= Christian World Liberation Front =

UC Berkeley outreach group (1969–1975)

The Christian World Liberation Front (CWLF) was an evangelical Christian campus ministry at the University of California, Berkeley from April 1969 to June 1975. It sought to appeal to disillusioned young people by adopting the mode of dress, methods, and language of the counterculture of the 1960s. It was considered one of the most prominent Jesus People ministries, partly due to the influence of its underground newspaper Right On.

== Background ==
In 1967 Campus Crusade for Christ (CCC) president Bill Bright conceived of a strategy to reach students at UC Berkeley, considered the hotbed of campus radicalism as the launching point of the Free Speech Movement and the Vietnam Day Committee. CCC sent six hundred staff and students for a weeklong blitz. However, CCC staff members were generally dissatisfied with the result.

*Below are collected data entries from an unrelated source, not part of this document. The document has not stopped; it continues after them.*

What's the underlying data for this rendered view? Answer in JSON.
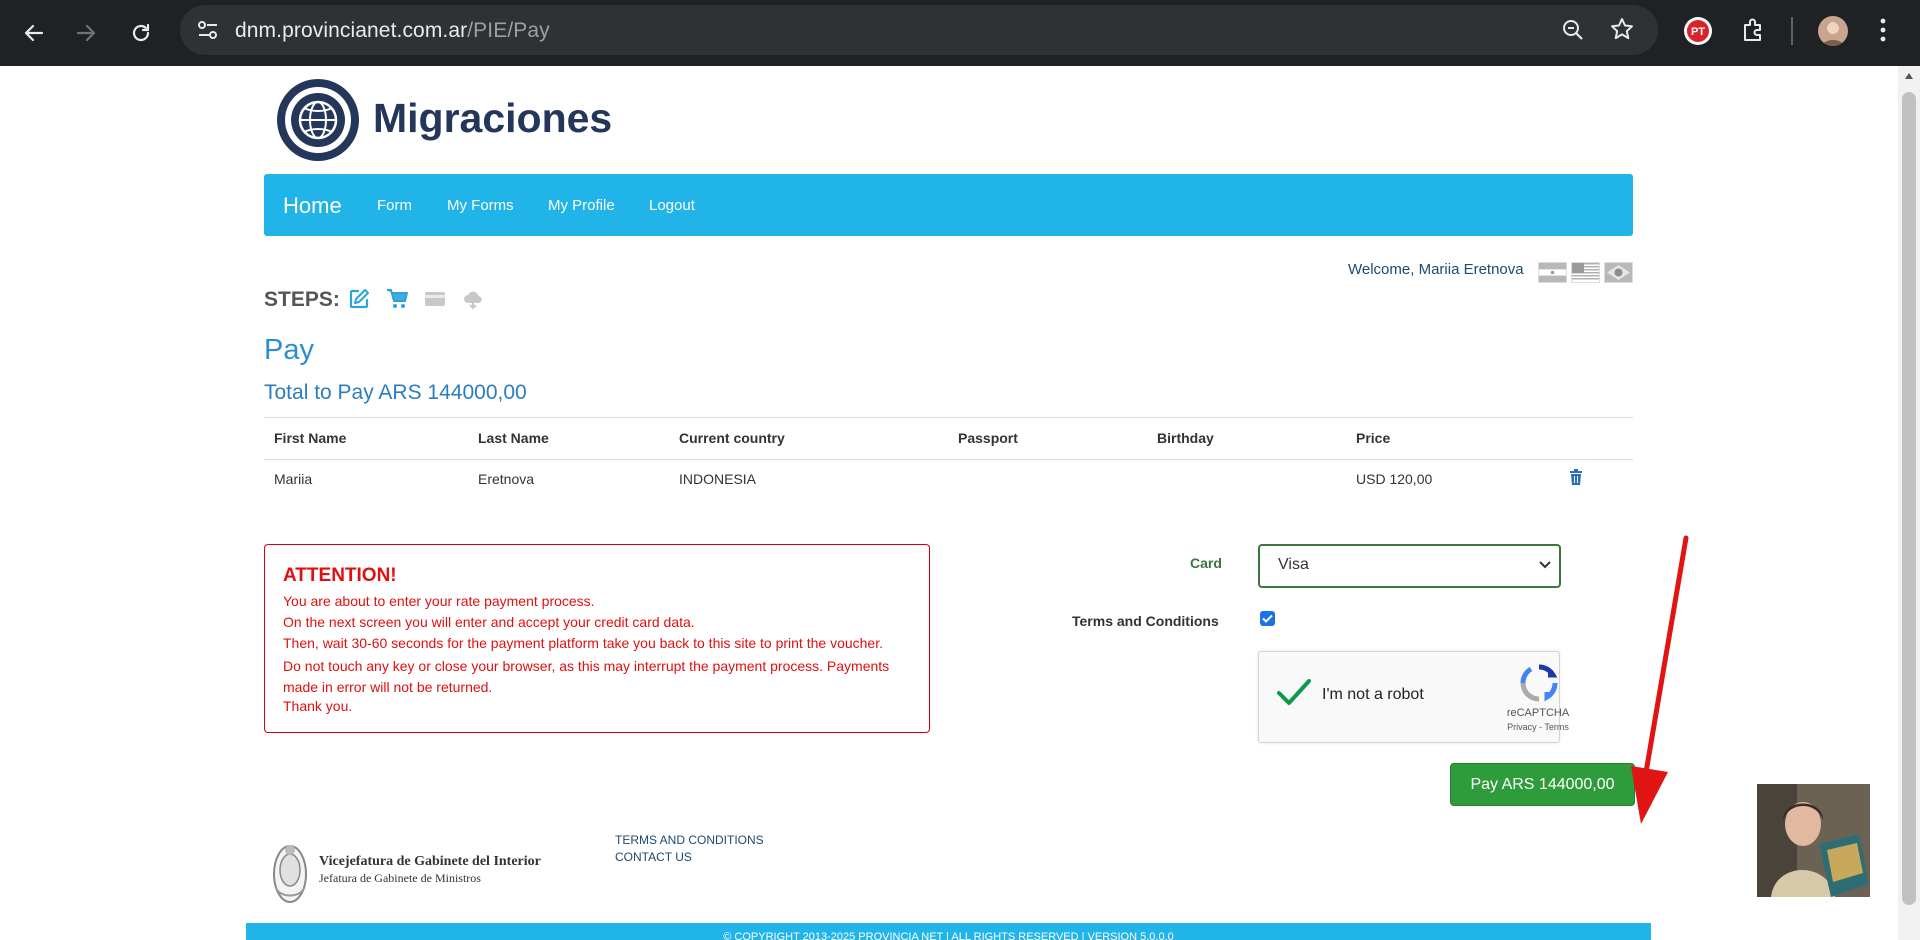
{
  "browser": {
    "url_host": "dnm.provincianet.com.ar",
    "url_path": "/PIE/Pay"
  },
  "brand": {
    "name": "Migraciones"
  },
  "nav": {
    "home": "Home",
    "items": [
      "Form",
      "My Forms",
      "My Profile",
      "Logout"
    ]
  },
  "welcome": "Welcome, Mariia Eretnova",
  "steps_label": "STEPS:",
  "page_title": "Pay",
  "total": "Total to Pay ARS 144000,00",
  "table": {
    "headers": [
      "First Name",
      "Last Name",
      "Current country",
      "Passport",
      "Birthday",
      "Price"
    ],
    "rows": [
      {
        "first_name": "Mariia",
        "last_name": "Eretnova",
        "country": "INDONESIA",
        "passport": "",
        "birthday": "",
        "price": "USD 120,00"
      }
    ]
  },
  "attention": {
    "title": "ATTENTION!",
    "lines": [
      "You are about to enter your rate payment process.",
      "On the next screen you will enter and accept your credit card data.",
      "Then, wait 30-60 seconds for the payment platform take you back to this site to print the voucher.",
      "Do not touch any key or close your browser, as this may interrupt the payment process. Payments made in error will not be returned.",
      "Thank you."
    ]
  },
  "form": {
    "card_label": "Card",
    "card_value": "Visa",
    "terms_label": "Terms and Conditions",
    "terms_checked": true
  },
  "captcha": {
    "label": "I'm not a robot",
    "brand": "reCAPTCHA",
    "links": "Privacy - Terms"
  },
  "pay_button": "Pay ARS 144000,00",
  "footer": {
    "logo_title": "Vicejefatura de Gabinete del Interior",
    "logo_subtitle": "Jefatura de Gabinete de Ministros",
    "links": [
      "TERMS AND CONDITIONS",
      "CONTACT US"
    ],
    "copyright": "© COPYRIGHT 2013-2025 PROVINCIA NET | ALL RIGHTS RESERVED | VERSION 5.0.0.0"
  },
  "colors": {
    "nav": "#20b4e8",
    "heading": "#2a8fd0",
    "attention": "#e01010",
    "pay_button": "#2e9c3a",
    "brand": "#25365b"
  }
}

In February 1969, Jack Sparks, a former associate professor of statistics at Penn State and current CCC staff member, visited UC Berkeley with Pat Matrisciana and Fred Dyson. From their visit they concluded that they should move to Berkeley and adopt the counterculture's methods in order to reach the students, including distributing leaflets and using signs, posters, and bullhorns.

The three moved with their families and a few others to Berkeley to start their outreach in April. CCC funded the effort as a pilot program, but stayed in the background due to concerns over how its conservative donors would perceive the endeavor. Matrisciana and Dyson did not stay long, leaving Sparks as the group's unquestioned leader. The Third World Liberation Front had established a chapter at UC Berkeley in January 1969, so Sparks's group adopted the name Christian World Liberation Front.

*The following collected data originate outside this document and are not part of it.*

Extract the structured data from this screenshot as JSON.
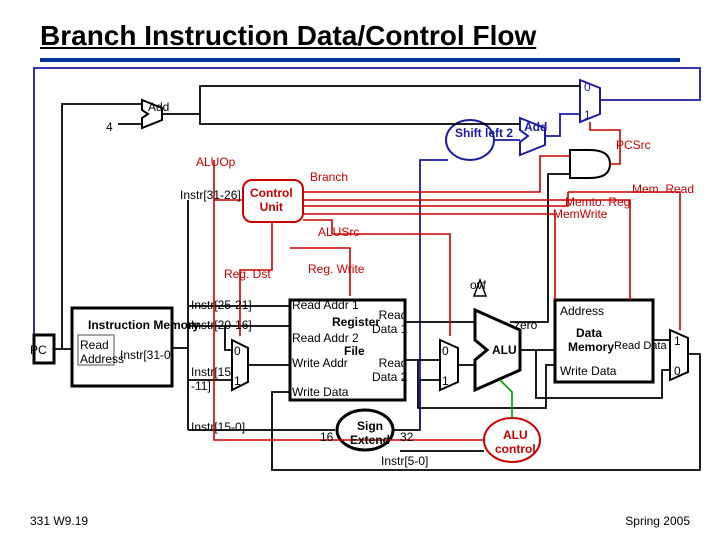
{
  "title": "Branch Instruction Data/Control Flow",
  "footer": {
    "left": "331 W9.19",
    "right": "Spring 2005"
  },
  "blocks": {
    "instr_mem": "Instruction\nMemory",
    "reg_file": "Register\nFile",
    "data_mem": "Data\nMemory",
    "control": "Control\nUnit",
    "alu_control": "ALU\ncontrol",
    "sign_ext": "Sign\nExtend",
    "shift_left": "Shift\nleft 2",
    "add1": "Add",
    "add2": "Add",
    "alu": "ALU"
  },
  "ports": {
    "pc": "PC",
    "read_addr": "Read\nAddress",
    "instr_out": "Instr[31-0]",
    "radd1": "Read Addr 1",
    "radd2": "Read Addr 2",
    "waddr": "Write Addr",
    "wdata": "Write Data",
    "rdata1": "Read\nData 1",
    "rdata2": "Read\nData 2",
    "dm_addr": "Address",
    "dm_wdata": "Write Data",
    "dm_rdata": "Read Data",
    "ext_in": "16",
    "ext_out": "32",
    "four": "4",
    "mux0": "0",
    "mux1": "1",
    "ovf": "ovf",
    "zero": "zero"
  },
  "signals": {
    "aluop": "ALUOp",
    "alusrc": "ALUSrc",
    "branch": "Branch",
    "regdst": "Reg. Dst",
    "regwrite": "Reg. Write",
    "memread": "Mem. Read",
    "memwrite": "MemWrite",
    "memtoreg": "Memto. Reg",
    "pcsrc": "PCSrc"
  },
  "bits": {
    "b31_26": "Instr[31-26]",
    "b25_21": "Instr[25-21]",
    "b20_16": "Instr[20-16]",
    "b15_11": "Instr[15\n-11]",
    "b15_0": "Instr[15-0]",
    "b5_0": "Instr[5-0]"
  }
}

== Characteristics and activities ==
In 1970 CWLF members infiltrated and disrupted the opening meeting of a regional conference of Students for a Democratic Society (SDS), staging a sit-in in front of the speakers' platform and demanding an opportunity to speak. CWLF frequently reserved locations often used for student protest rallies, sometimes infuriating the leftists, including an incident in which the CWLF refused to yield the steps of Sproul Hall to anti-war protestors, inciting the protestors to burn the university's ROTC building. The conflict developed into "the worst riots the school had seen up until that time."

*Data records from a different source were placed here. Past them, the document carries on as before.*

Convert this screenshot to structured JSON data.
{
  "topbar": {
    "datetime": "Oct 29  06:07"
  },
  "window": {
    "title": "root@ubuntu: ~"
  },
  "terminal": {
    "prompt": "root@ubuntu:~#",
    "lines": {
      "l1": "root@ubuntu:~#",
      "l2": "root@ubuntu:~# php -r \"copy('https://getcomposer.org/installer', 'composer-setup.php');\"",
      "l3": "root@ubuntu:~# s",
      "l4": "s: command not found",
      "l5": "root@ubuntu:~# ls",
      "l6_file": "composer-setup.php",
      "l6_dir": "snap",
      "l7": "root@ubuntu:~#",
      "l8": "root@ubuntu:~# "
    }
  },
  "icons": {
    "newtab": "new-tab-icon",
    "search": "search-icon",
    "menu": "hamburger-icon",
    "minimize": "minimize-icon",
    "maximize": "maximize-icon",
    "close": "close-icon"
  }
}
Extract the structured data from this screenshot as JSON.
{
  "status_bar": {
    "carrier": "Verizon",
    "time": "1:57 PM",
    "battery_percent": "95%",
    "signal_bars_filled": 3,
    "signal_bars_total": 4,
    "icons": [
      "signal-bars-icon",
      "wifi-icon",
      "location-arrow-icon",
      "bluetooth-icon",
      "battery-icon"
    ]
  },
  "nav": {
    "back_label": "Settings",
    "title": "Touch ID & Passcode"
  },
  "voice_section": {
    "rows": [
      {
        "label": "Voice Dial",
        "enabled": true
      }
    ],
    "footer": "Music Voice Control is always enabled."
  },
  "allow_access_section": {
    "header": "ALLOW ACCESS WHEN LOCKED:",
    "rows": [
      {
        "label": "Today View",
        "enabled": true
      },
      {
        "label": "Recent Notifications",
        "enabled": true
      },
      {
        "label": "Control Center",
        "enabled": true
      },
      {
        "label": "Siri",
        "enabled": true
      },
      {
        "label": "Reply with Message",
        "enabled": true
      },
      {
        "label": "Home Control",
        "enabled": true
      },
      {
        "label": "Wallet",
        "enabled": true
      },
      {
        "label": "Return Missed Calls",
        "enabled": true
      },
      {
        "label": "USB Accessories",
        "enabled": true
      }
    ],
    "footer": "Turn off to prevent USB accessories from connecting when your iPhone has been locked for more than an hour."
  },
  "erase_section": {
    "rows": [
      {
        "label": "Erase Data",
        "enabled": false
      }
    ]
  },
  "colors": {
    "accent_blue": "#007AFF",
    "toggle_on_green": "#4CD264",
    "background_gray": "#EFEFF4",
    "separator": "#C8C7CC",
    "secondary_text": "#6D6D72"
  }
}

Sparks and an associate, Paul Raudenbusch, wrote a street language version of the New Testament epistles called Letters to Street Christians that incorporated coarse language and illustrations in the style of underground comic books. Sparks's talks to CWLF gatherings were called "Bible raps." Sparks encouraged CWLF members to develop their own ministries. CWLF ministries included the underground newspaper Right On, a "radical" free university The Crucible, a street theater troupe, Rising Son Ranch and various crash pads for young people drying out from drug use, and the Spiritual Counterfeits Project. Nationwide distribution of Right On through an informal network of churches and schools was instrumental in establishing the CWLF's reputation in the Jesus People movement.

To distance itself from the dominant American culture in the minds of its target constituents, CWLF adopted an anti-establishment tone. Over time this came to include social critique and the group's language "increasingly mirrored that of the New Left." The stridency of these critiques led CCC to dissolve its covert funding of CWLF. Instead, CWLF began to receive financial support from Evangelical Concerns, a group consisting of mostly San Francisco Bay Area Baptist pastors, laymen, and officials formed in 1967 to fund Jesus People outreaches to the counterculture.

== Dissolution ==
Beginning from 1973 Sparks began to reach out to former colleagues from CCC who had left after the Berkeley blitz. These men began to look upon themselves as men imbued with apostolic authority to implement and bring the church back to its historic roots. They eventually became the core of the New Covenant Apostolic Order (NCAO). In 1975 Sparks asserted his authority with the CWLF and tried to convert it into a church along the lines of the NCAO's teaching. Opposition to this plan resulted in the dissolution of the CWLF in June 1975 and the establishment of the Berkeley Christian Coalition to take its place. Most CWLF staff members did not follow Sparks, but about half of the group's members did.